In one if its rare moments of adventure, China sent a diplomatic mission and an army to north India in the seventh century to intervene in the succession crisis in the Harshan empire, where the scholar Hsuan Tsang had taken up residence. Christianity and Zoroastrianism, two West Asian exports, enjoyed three centuries of modest success till the ninth century, though Buddhist influence survived. (Christianity reappeared in the 16th century through European missionary activity.)

With the collapse of centralised power in the ninth century, decades of upheaval ensued, with a partial reunification of the country in 960 under the Northern Sung dynasty. China's population expanded rapidly under Sung rule to around 100 million by the early 12th century, facilitated by the introduction of early-ripening rice from Southeast Asia. But the Sung dynasty lacked its predecessors' military vigour, and by the mid-12th century, China was divided between the Tungusic-speaking Jurgen tribes of Manchuria, who formed the Chin dynasty, and the southern Sung empire.

This unsteady balance was unhinged in the early 13th century by the emergence of, quite possibly, the only pan-Asian power in history, the Mongols. The Chin dynasty fell to the Mongols in 1234 with the help of the Sung, who were in turn defeated in 1279. The Mongols established the Yuan dynasty, the first foreign regime to administer the whole of China, and incorporated it into an empire including Central Asia, West Asia and eastern Europe. This period also witnessed the arrival of numerous foreign visitors to China, including Muslims from north Africa and Europeans from as far away as the Adriatic and possibly Scandinavia.

The Chinese chaffed under foreign rule, and by 1382, the Ming dynasty completed its usurpation of the Mongols. During the early Ming period, the Mongol threat remained, but the Chinese also ventured out of the 'middle kingdom' by sending naval expeditions to West Asia and the eastern African coast. The Portuguese, however, followed soon after by the Spanish and the Dutch, eclipsed China's naval efforts, and took possession of the lucrative East-West trade. In 1644, after decades of Ming decline, a Manchurian dynasty, the Chi'ing, took control of the country, though Manchurians represented only two percent of the Chinese population.

As in other parts of Asia, Chinese power in the 18th and 19th centuries gradually weakened in the face of Western encroachment, though China did not face outright colonisation. By the end of the 18th century, China's population had reached 300 million, but its administrative structures had remained largely unchanged for two millennia. The British forced the Chi'ing to capitulate on trade issues in 1842, and a series of rebellions, the most serious of which was the Taiping, highlighted the country's collapsing central authority. China suffered an embarrassing defeat by the Japanese in 1895, and Chi'ing rule collapsed in 1911, ushering in a turbulent four decades of political struggle.
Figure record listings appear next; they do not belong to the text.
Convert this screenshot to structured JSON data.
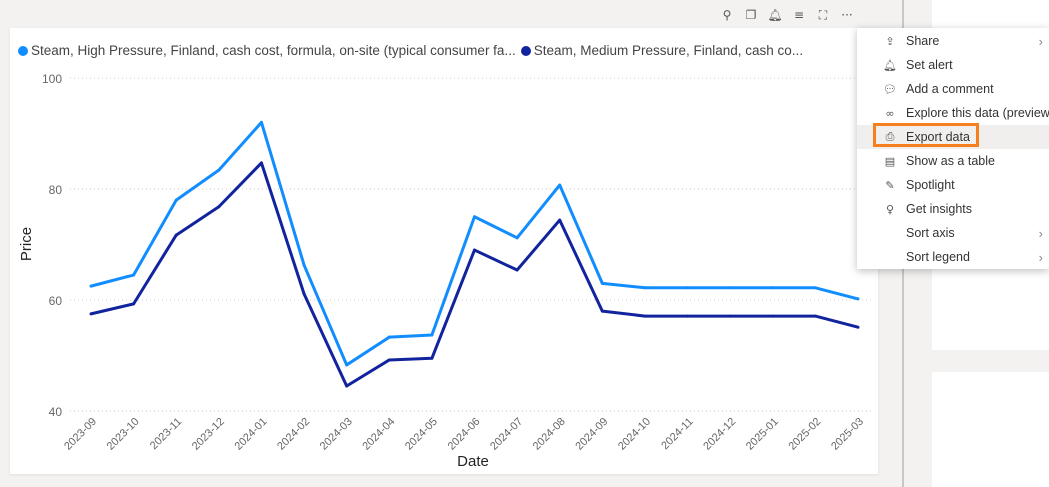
{
  "toolbar": {
    "icons": [
      "pin-icon",
      "copy-icon",
      "bell-icon",
      "filter-icon",
      "focus-mode-icon",
      "more-options-icon"
    ],
    "more": "···"
  },
  "legend": [
    {
      "label": "Steam, High Pressure, Finland, cash cost, formula, on-site (typical consumer fa...",
      "color": "#118dff"
    },
    {
      "label": "Steam, Medium Pressure, Finland, cash co...",
      "color": "#12239e"
    }
  ],
  "menu": {
    "items": [
      {
        "label": "Share",
        "icon": "share-icon",
        "submenu": true
      },
      {
        "label": "Set alert",
        "icon": "bell-icon",
        "submenu": false
      },
      {
        "label": "Add a comment",
        "icon": "comment-icon",
        "submenu": false
      },
      {
        "label": "Explore this data (preview)",
        "icon": "binoculars-icon",
        "submenu": false
      },
      {
        "label": "Export data",
        "icon": "export-icon",
        "submenu": false,
        "highlighted": true
      },
      {
        "label": "Show as a table",
        "icon": "table-icon",
        "submenu": false
      },
      {
        "label": "Spotlight",
        "icon": "spotlight-icon",
        "submenu": false
      },
      {
        "label": "Get insights",
        "icon": "lightbulb-icon",
        "submenu": false
      },
      {
        "label": "Sort axis",
        "icon": "",
        "submenu": true
      },
      {
        "label": "Sort legend",
        "icon": "",
        "submenu": true
      }
    ]
  },
  "chart_data": {
    "type": "line",
    "xlabel": "Date",
    "ylabel": "Price",
    "ylim": [
      40,
      100
    ],
    "yticks": [
      "40",
      "60",
      "80",
      "100"
    ],
    "grid": true,
    "legend_position": "top-left",
    "categories": [
      "2023-09",
      "2023-10",
      "2023-11",
      "2023-12",
      "2024-01",
      "2024-02",
      "2024-03",
      "2024-04",
      "2024-05",
      "2024-06",
      "2024-07",
      "2024-08",
      "2024-09",
      "2024-10",
      "2024-11",
      "2024-12",
      "2025-01",
      "2025-02",
      "2025-03"
    ],
    "series": [
      {
        "name": "Steam, High Pressure, Finland, cash cost, formula, on-site (typical consumer fa...",
        "color": "#118dff",
        "values": [
          62.5,
          64.5,
          78,
          83.4,
          92,
          66.3,
          48.3,
          53.3,
          53.7,
          75,
          71.2,
          80.7,
          63,
          62.2,
          62.2,
          62.2,
          62.2,
          62.2,
          60.2
        ]
      },
      {
        "name": "Steam, Medium Pressure, Finland, cash co...",
        "color": "#12239e",
        "values": [
          57.5,
          59.3,
          71.7,
          76.8,
          84.7,
          61.1,
          44.5,
          49.2,
          49.5,
          69,
          65.4,
          74.4,
          58,
          57.1,
          57.1,
          57.1,
          57.1,
          57.1,
          55.1
        ]
      }
    ]
  }
}
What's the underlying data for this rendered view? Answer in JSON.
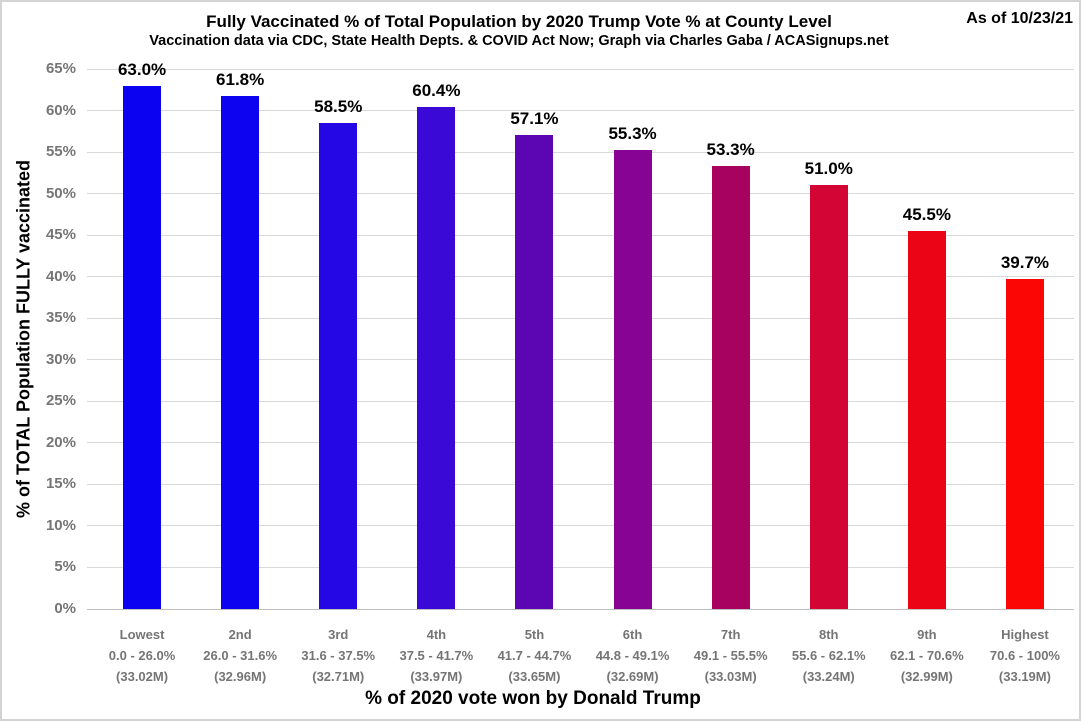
{
  "chart_data": {
    "type": "bar",
    "title": "Fully Vaccinated % of Total Population by 2020 Trump Vote % at County Level",
    "subtitle": "Vaccination data via CDC, State Health Depts. & COVID Act Now; Graph via Charles Gaba / ACASignups.net",
    "as_of": "As of 10/23/21",
    "xlabel": "% of 2020 vote won by Donald Trump",
    "ylabel": "% of TOTAL Population FULLY vaccinated",
    "ylim": [
      0,
      65
    ],
    "grid": true,
    "legend": "none",
    "ytick_values": [
      0,
      5,
      10,
      15,
      20,
      25,
      30,
      35,
      40,
      45,
      50,
      55,
      60,
      65
    ],
    "ytick_labels": [
      "0%",
      "5%",
      "10%",
      "15%",
      "20%",
      "25%",
      "30%",
      "35%",
      "40%",
      "45%",
      "50%",
      "55%",
      "60%",
      "65%"
    ],
    "categories": [
      {
        "rank": "Lowest",
        "range": "0.0 - 26.0%",
        "population": "(33.02M)"
      },
      {
        "rank": "2nd",
        "range": "26.0 - 31.6%",
        "population": "(32.96M)"
      },
      {
        "rank": "3rd",
        "range": "31.6 - 37.5%",
        "population": "(32.71M)"
      },
      {
        "rank": "4th",
        "range": "37.5 - 41.7%",
        "population": "(33.97M)"
      },
      {
        "rank": "5th",
        "range": "41.7 - 44.7%",
        "population": "(33.65M)"
      },
      {
        "rank": "6th",
        "range": "44.8 - 49.1%",
        "population": "(32.69M)"
      },
      {
        "rank": "7th",
        "range": "49.1 - 55.5%",
        "population": "(33.03M)"
      },
      {
        "rank": "8th",
        "range": "55.6 - 62.1%",
        "population": "(33.24M)"
      },
      {
        "rank": "9th",
        "range": "62.1 - 70.6%",
        "population": "(32.99M)"
      },
      {
        "rank": "Highest",
        "range": "70.6 - 100%",
        "population": "(33.19M)"
      }
    ],
    "values": [
      63.0,
      61.8,
      58.5,
      60.4,
      57.1,
      55.3,
      53.3,
      51.0,
      45.5,
      39.7
    ],
    "value_labels": [
      "63.0%",
      "61.8%",
      "58.5%",
      "60.4%",
      "57.1%",
      "55.3%",
      "53.3%",
      "51.0%",
      "45.5%",
      "39.7%"
    ],
    "bar_colors": [
      "#0C02F2",
      "#0D03F0",
      "#2506E4",
      "#3B09D6",
      "#5C06B3",
      "#870393",
      "#A7025F",
      "#D20534",
      "#EA0416",
      "#FB0505"
    ],
    "colors": {
      "background": "#ffffff",
      "grid": "#d9d9d9",
      "axis_line": "#bfbfbf",
      "tick_label": "#757575",
      "text": "#000000",
      "frame_border": "#d3d3d3"
    }
  }
}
Following the death in 1916 of China's first president, Yuan Shih-k'ai, the country witnessed the period of warlordism, as military chiefs carved up their regions of control. Warlordism was brought to an end by Sun Yat-sen's nationalist Kuomintang party and the country was reunified in 1928 under the leadership of Chiang Kai-shek. China gained international diplomatic recognition even as the shadow of communist takeover under Mao Tse-tung loomed. Internal opposition, particularly from persecuted communists, grew in the following years, setting the stage for a decisive fight for control of China in the years after the Japanese invasion of the second world war. Mao Tse-tung, drawing on the imported ideas of Marx and Lenin, prevailed over Chiang Kai-shek in 1949, and set out to revitalise Chinese unity and power through the peasant route to revolution that has since given way to the state sponsored capitalist route.